India’s Disability Movement Must Stand with Palestine
Image Credit: Peoples Dispatch
Every year, the month of July is celebrated globally as Disability Pride Month, as the Americans With Disabilities Act of 1990 was passed on July 26, 1990. One may contest the imposition of this ‘pride’ over the disabled of the Global South who face a precarious situation due to imperialist wars, settler colonialism, and neo-liberal economic policies. However, this question may not be legible on the surface as the neoliberal disability discourse itself attempts to conceal these questions.
This year, the pride month came when the war in Gaza was still going on, and that has resulted in the death and disablement of several Palestinians. The war is still going on. The question of disability pride and neo-liberal empowerment became acutely political in the context of settler colonialism and its imperial war, though we may continue to pretend to be apolitical.
The war in Gaza has given rise to various innovative ways of protest, and one among them is teach-in protests against war and settler colonialism.
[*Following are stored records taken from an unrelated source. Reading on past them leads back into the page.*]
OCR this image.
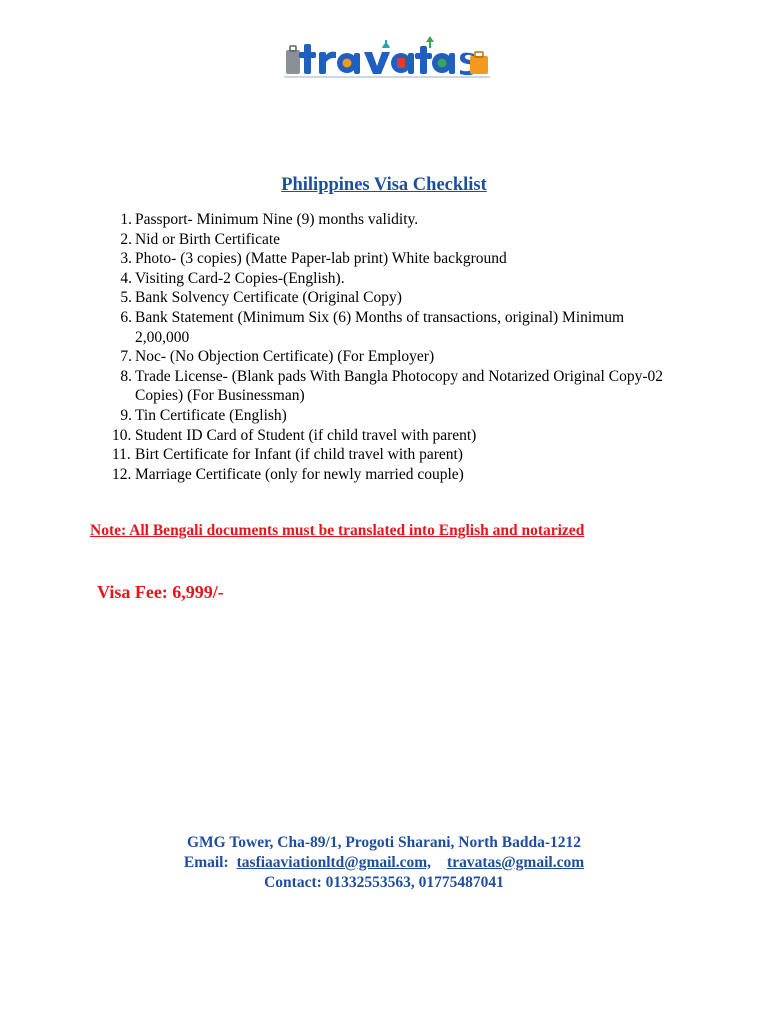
Philippines Visa Checklist
1. Passport- Minimum Nine (9) months validity.
2. Nid or Birth Certificate
3. Photo- (3 copies) (Matte Paper-lab print) White background
4. Visiting Card-2 Copies-(English).
5. Bank Solvency Certificate (Original Copy)
6. Bank Statement (Minimum Six (6) Months of transactions, original) Minimum 2,00,000
7. Noc- (No Objection Certificate) (For Employer)
8. Trade License- (Blank pads With Bangla Photocopy and Notarized Original Copy-02 Copies) (For Businessman)
9. Tin Certificate (English)
10. Student ID Card of Student (if child travel with parent)
11. Birt Certificate for Infant (if child travel with parent)
12. Marriage Certificate (only for newly married couple)

Note: All Bengali documents must be translated into English and notarized

Visa Fee: 6,999/-

GMG Tower, Cha-89/1, Progoti Sharani, North Badda-1212
Email: tasfiaaviationltd@gmail.com, travatas@gmail.com
Contact: 01332553563, 01775487041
These resistance teach-ins that attempt to valorise the readings on decolonisation epistemically and are attempting to highlight the adverse impact of settler colonialism on Palestinians have Jasbir Puar’s , The Right to Maim, as one of the essential readings.
Puar’s scholarly intervention must catch the attention of every stakeholder of the disability movement in India, as it disrupts some for-granted assumptions of our contemporary disability discourse. She highlights the point that settler colonialism, its occupation, and war machines produce mass ‘debilitation,’ an ‘expected impairment’ and ‘slow death’ of Palestinian people as a normal consequence of imperialism, its governmentality, and wars.
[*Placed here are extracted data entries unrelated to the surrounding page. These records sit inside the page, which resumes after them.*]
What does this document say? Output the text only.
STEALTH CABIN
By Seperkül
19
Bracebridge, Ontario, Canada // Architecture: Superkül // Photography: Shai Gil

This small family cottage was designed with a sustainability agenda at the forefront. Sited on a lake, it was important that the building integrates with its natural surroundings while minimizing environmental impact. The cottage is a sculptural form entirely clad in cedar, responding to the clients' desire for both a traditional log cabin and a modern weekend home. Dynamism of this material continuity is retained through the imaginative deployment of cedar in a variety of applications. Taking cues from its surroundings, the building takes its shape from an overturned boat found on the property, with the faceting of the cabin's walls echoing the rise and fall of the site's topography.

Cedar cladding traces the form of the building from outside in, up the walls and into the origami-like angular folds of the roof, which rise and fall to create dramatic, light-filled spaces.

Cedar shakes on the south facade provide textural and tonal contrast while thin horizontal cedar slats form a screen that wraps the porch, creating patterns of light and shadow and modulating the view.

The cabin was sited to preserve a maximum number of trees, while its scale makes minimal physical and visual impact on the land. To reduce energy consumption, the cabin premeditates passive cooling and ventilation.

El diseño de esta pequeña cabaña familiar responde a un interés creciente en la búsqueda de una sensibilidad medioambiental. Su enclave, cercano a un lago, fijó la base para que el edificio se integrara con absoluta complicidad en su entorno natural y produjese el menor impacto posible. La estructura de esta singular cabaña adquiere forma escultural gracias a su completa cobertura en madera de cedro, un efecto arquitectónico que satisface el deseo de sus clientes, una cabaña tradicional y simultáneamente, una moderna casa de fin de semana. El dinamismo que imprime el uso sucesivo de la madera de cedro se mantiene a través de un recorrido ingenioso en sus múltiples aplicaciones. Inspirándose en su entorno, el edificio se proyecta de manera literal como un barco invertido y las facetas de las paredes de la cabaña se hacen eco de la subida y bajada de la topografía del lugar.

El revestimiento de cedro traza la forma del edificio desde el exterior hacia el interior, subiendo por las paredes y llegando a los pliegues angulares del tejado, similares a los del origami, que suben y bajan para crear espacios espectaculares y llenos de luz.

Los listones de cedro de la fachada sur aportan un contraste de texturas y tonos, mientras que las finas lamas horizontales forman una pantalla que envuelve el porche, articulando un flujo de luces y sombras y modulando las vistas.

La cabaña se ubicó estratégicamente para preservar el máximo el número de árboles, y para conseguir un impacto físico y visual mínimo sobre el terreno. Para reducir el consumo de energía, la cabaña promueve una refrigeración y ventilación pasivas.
The Israeli Occupation of Gaza exercises its sovereign entitlement over Palestinian bodies. Such debilitated bodies may not have the ‘privilege’ of being acknowledged and access to resources as disabled. The debilitation caused by the colonial war machine, occupation, and US imperialism, Puar argues, disrupts the narrative of neoliberal disability rights framework, pride, and empowerment narrative. Empowering and giving grudging admission to a few privileged disabled in a neo-liberal economy while debilitating others must be resisted by the disabled as a group at domestic and global levels.
Disability groups in the democratic world are acutely aware of this. Disability Divest is one such group of disabled individuals in the US who are demanding that the US ‘disability establishment’ must end its relationship with war profiteers and complicity with genocide and colonialism. By taking this position against the war in Gaza, conscientious disabled citizens of the US did not allow the appropriation of themselves by the US establishment.
Historian Douglas Baynton has highlighted the fact that disability as a category has been used to justify the inequality and oppression of other minority groups. Scholars David Mitchell and Sharon Snyder point out that the US establishment promotes an image of ‘American exceptionalism’ of a caring state on behalf of ‘displaced, marginalised and differentially embodied.’ These images are then imported to justify the US’ imperial policies and war.
Israel’s Prime Minister Benjamin Netanyahu’s speech in US Congress and his dog-whistling against LGBTQ+ people’s support for Palestine as ‘Chickens for KFC’ tells us how imperial powers and settler colonialists are using their ‘care’ for queer and disabled communities for pinkwashing their wars, justifying their settler colonialism while simultaneously demonising the Palestinians.
Sadly, in India, the disability groups are mostly silent on the question of settler colonialism and war in Gaza. Apart from the National Platform for the Rights of Disabled Persons (NPRD) and Revival Disability India, most mainstream disability organisations in India have remained silent on this issue.
The continuous debilitation of Palestinians should have been a profound political and human rights issue for India’s disability movement, yet it received scant attention. This attitude is in tandem with the nature of most disability NGOs. The primary agenda has remained middle-class concessions to a few visible and privileged disabled in the neo-liberal economy, as feminist disability scholar Anita Ghai points out.
This silence becomes more voluminous when the disability movement as a collective does not speak against the debilitation of other minority groups at the domestic level. At the same time, the establishment gets to patronise the disabled as ‘divyang.’
Critical disability studies scholars have pointed out that States are the sites of hegemonic masculinities that control and patrol the bodily autonomy of the disabled, especially disabled women. These hegemonic masculinities, anxieties, and violence often result in violence over disabled bodies and mass debilitation of the ‘disposal bodies’ of the colonised.
Therefore, the question of war profiteering and settler colonialism must be treated as a question that is of profound interest to disability discourse. Standing in solidarity with the victims of settler colonialism and exclusionary politics should be treated as one of the core agendas of disability movement in India to be on the right side of the history.
The writer is an Assistant Professor (Law) at The West Bengal National University of Juridical Sciences and a person with disability. He is also the Director of Justice Radhabinod Pal Centre of Critical Legal Studies. The views are personal.